Question
Median is the middle value in an ordered integer list. If the size of the list is even, there is no middle value. So the median is the mean of the two middle value.
For example,
[2,3,4]
, the median is 3
[2,3]
, the median is (2 + 3) / 2 = 2.5
Design a data structure that supports the following two operations:
- void
addNum(int num)
- Add a integer number from the data stream to the data structure. - double
findMedian()
- Return the median of all elements so far.
Example:
addNum(1)
addNum(2)
findMedian() -> 1.5
addNum(3)
findMedian() -> 2
Follow up:
- If all integer numbers from the stream are between 0 and 100, how would you optimize it?

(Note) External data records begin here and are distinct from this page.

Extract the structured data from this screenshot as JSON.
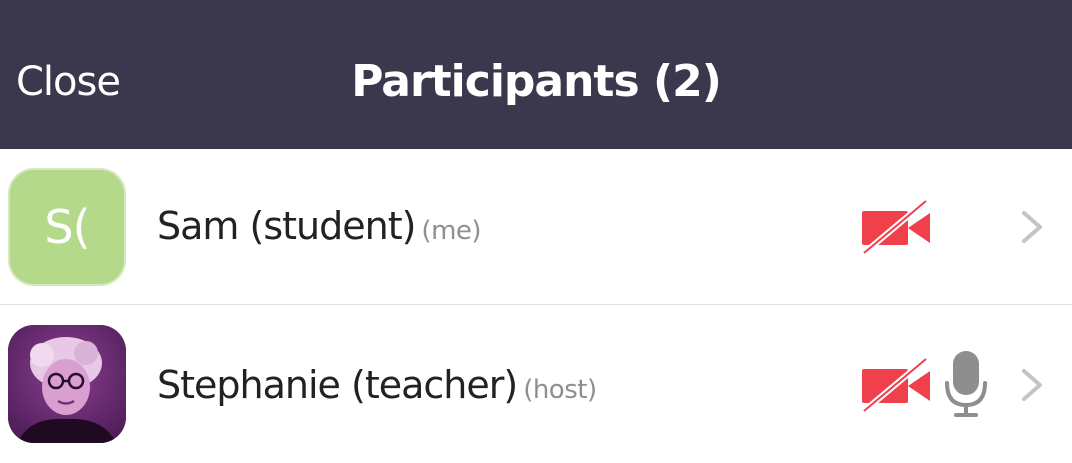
{
  "header": {
    "close_label": "Close",
    "title": "Participants (2)"
  },
  "participants": [
    {
      "initials": "S(",
      "name": "Sam (student)",
      "tag": "(me)",
      "avatar_color": "#b5d98b",
      "video": "off",
      "mic_icon_visible": false
    },
    {
      "name": "Stephanie (teacher)",
      "tag": "(host)",
      "avatar": "photo",
      "video": "off",
      "mic_icon_visible": true
    }
  ],
  "colors": {
    "header_bg": "#3b384d",
    "video_off_red": "#f0404c",
    "mic_gray": "#8e8e8e",
    "chevron_gray": "#c4c4c4"
  },
  "icons": {
    "video_off": "video-off-icon",
    "microphone": "microphone-icon",
    "chevron": "chevron-right-icon"
  }
}
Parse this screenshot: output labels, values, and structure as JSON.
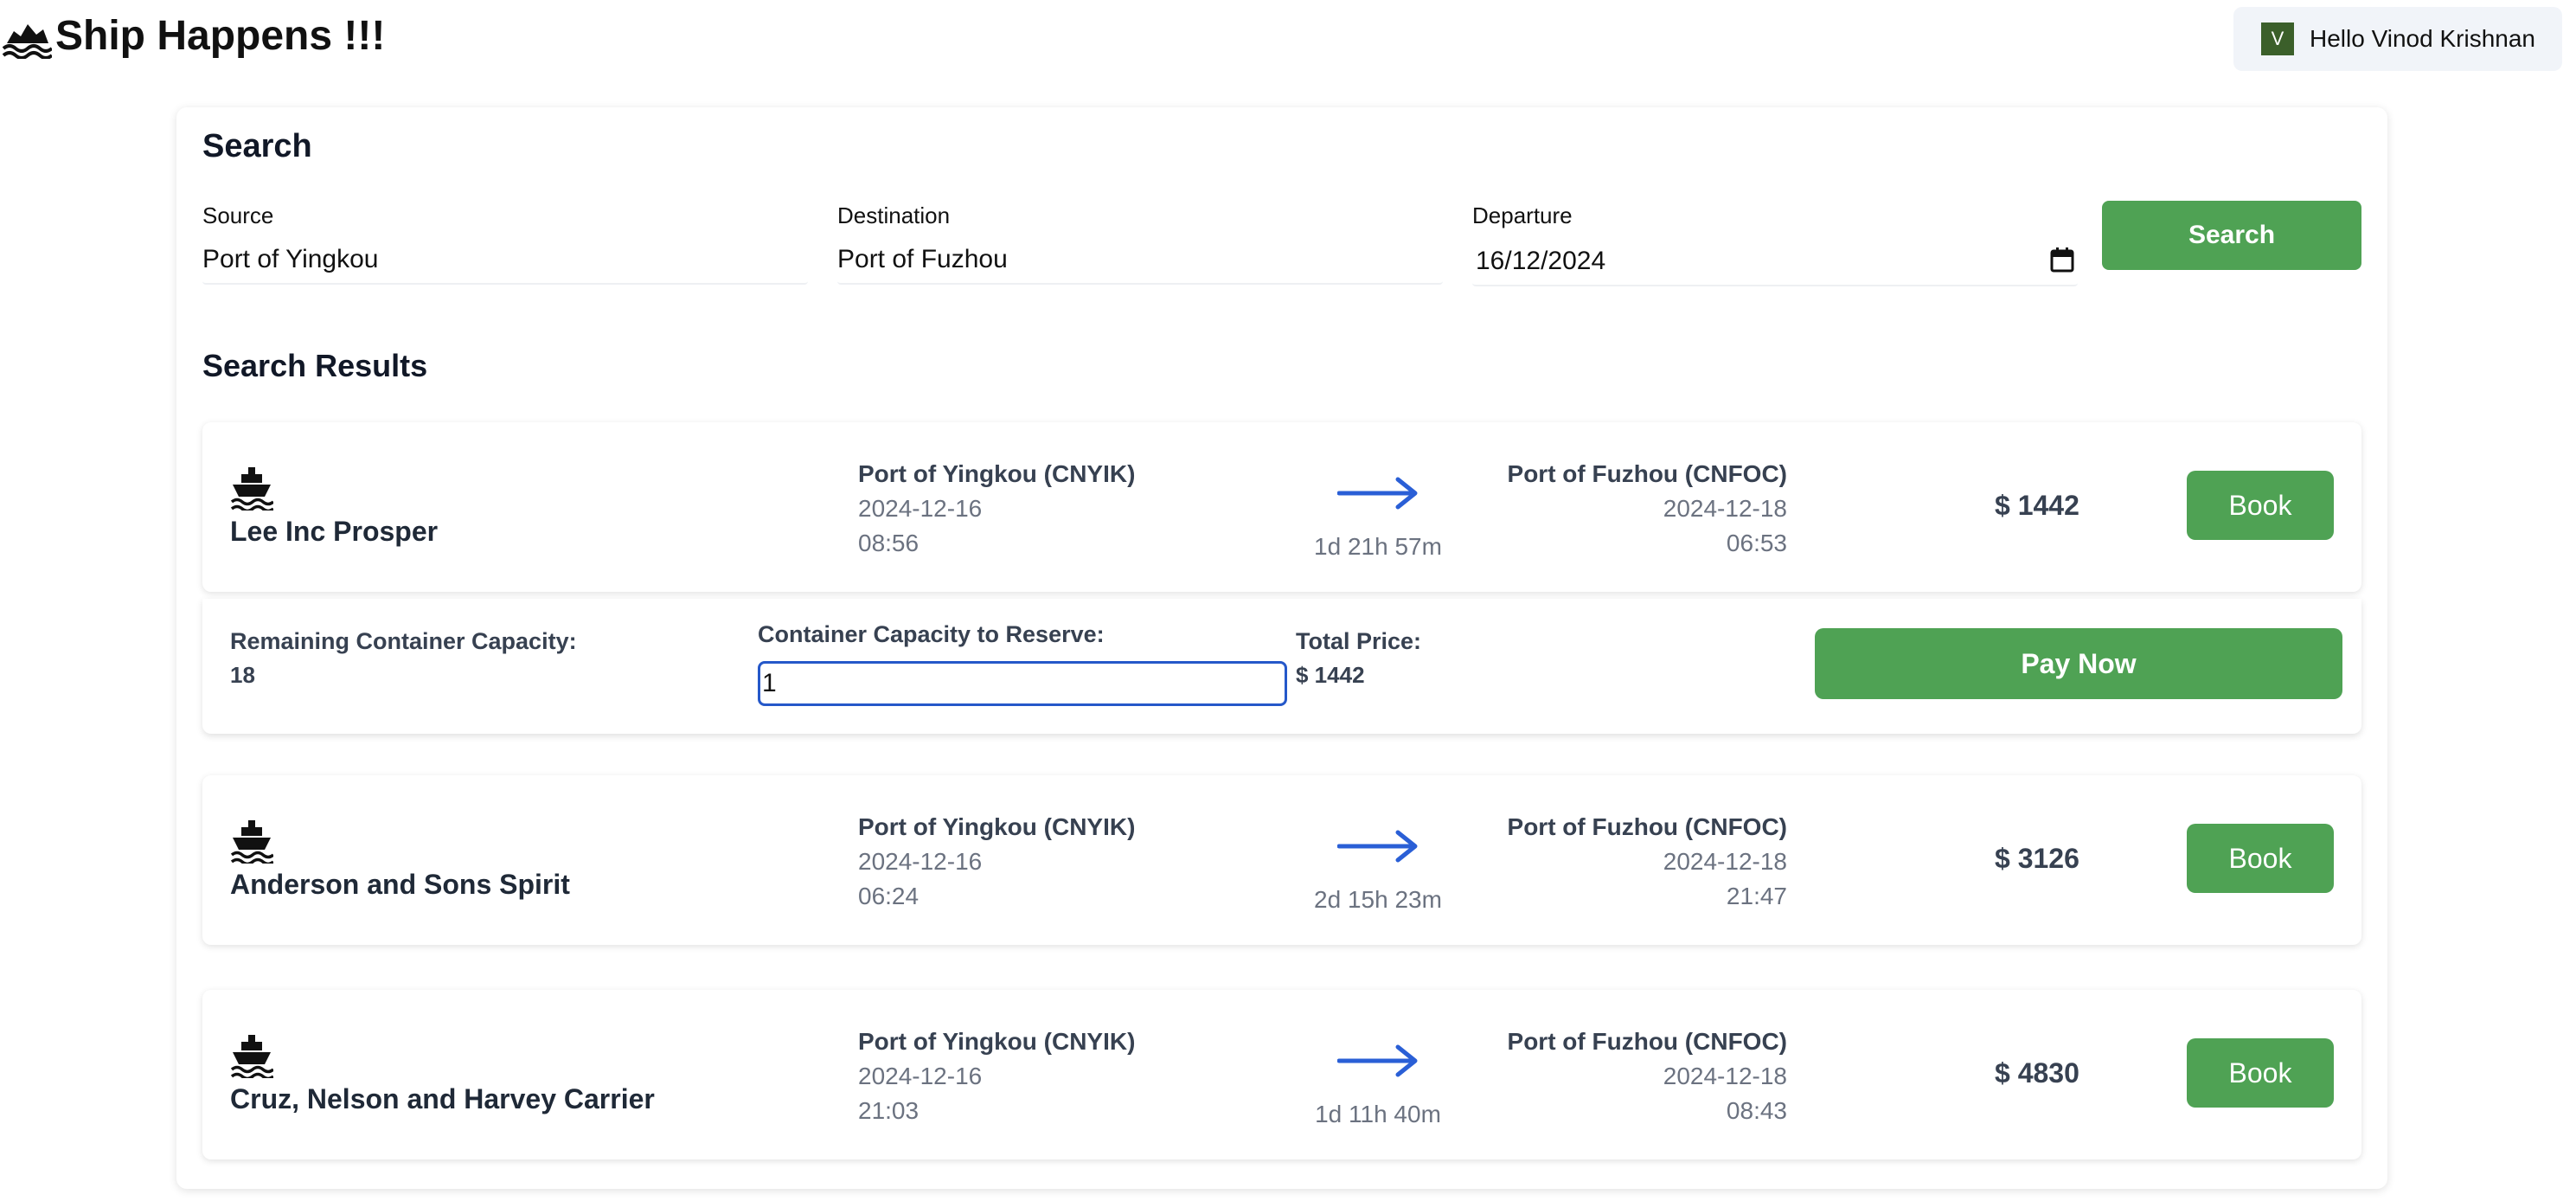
{
  "header": {
    "app_title": "Ship Happens !!!",
    "user": {
      "avatar_initial": "V",
      "greeting": "Hello Vinod Krishnan"
    }
  },
  "search": {
    "title": "Search",
    "source": {
      "label": "Source",
      "value": "Port of Yingkou"
    },
    "destination": {
      "label": "Destination",
      "value": "Port of Fuzhou"
    },
    "departure": {
      "label": "Departure",
      "value": "16/12/2024"
    },
    "button_label": "Search"
  },
  "results": {
    "title": "Search Results",
    "book_label": "Book",
    "items": [
      {
        "vessel": "Lee Inc Prosper",
        "origin_port": "Port of Yingkou (CNYIK)",
        "origin_date": "2024-12-16",
        "origin_time": "08:56",
        "duration": "1d 21h 57m",
        "dest_port": "Port of Fuzhou (CNFOC)",
        "dest_date": "2024-12-18",
        "dest_time": "06:53",
        "price": "$ 1442"
      },
      {
        "vessel": "Anderson and Sons Spirit",
        "origin_port": "Port of Yingkou (CNYIK)",
        "origin_date": "2024-12-16",
        "origin_time": "06:24",
        "duration": "2d 15h 23m",
        "dest_port": "Port of Fuzhou (CNFOC)",
        "dest_date": "2024-12-18",
        "dest_time": "21:47",
        "price": "$ 3126"
      },
      {
        "vessel": "Cruz, Nelson and Harvey Carrier",
        "origin_port": "Port of Yingkou (CNYIK)",
        "origin_date": "2024-12-16",
        "origin_time": "21:03",
        "duration": "1d 11h 40m",
        "dest_port": "Port of Fuzhou (CNFOC)",
        "dest_date": "2024-12-18",
        "dest_time": "08:43",
        "price": "$ 4830"
      }
    ]
  },
  "booking": {
    "remaining_label": "Remaining Container Capacity:",
    "remaining_value": "18",
    "reserve_label": "Container Capacity to Reserve:",
    "reserve_value": "1",
    "total_label": "Total Price:",
    "total_value": "$ 1442",
    "pay_label": "Pay Now"
  },
  "colors": {
    "primary_green": "#4fa254",
    "focus_blue": "#2558c9",
    "arrow_blue": "#2a5fd6",
    "avatar_bg": "#3b5f2a"
  },
  "icons": {
    "brand": "ship-wave-icon",
    "vessel": "ship-icon",
    "route": "arrow-right-icon",
    "date_picker": "calendar-icon"
  }
}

- If 99% of all integer numbers from the stream are between 0 and 100, how would you optimize it?
Solution
Use two heaps to keep track of the first half of the numbers and the second half of the numbers.
Code
class MedianFinder {
PriorityQueue<Integer> upper;
PriorityQueue<Integer> lower;
/** initialize your data structure here. */
public MedianFinder() {
upper = new PriorityQueue<Integer>();
lower = new PriorityQueue<Integer>((a, b) -> b - a);
}
public void addNum(int num) {
if(upper.isEmpty() || num > upper.peek()) upper.offer(num);
else lower.offer(num);
if(upper.size() > lower.size() + 1) lower.offer(upper.poll());
else if(upper.size() < lower.size()) upper.offer(lower.poll());
}
public double findMedian() {
int count = upper.size() + lower.size();
if(count % 2 == 0) return (upper.peek() + lower.peek()) / 2.0;
return upper.peek();
}
}
/**
* Your MedianFinder object will be instantiated and called as such:
* MedianFinder obj = new MedianFinder();
* obj.addNum(num);
* double param_2 = obj.findMedian();
*/
Performance
O(1)
for findMedian()
. O(logn)
for addNum()
.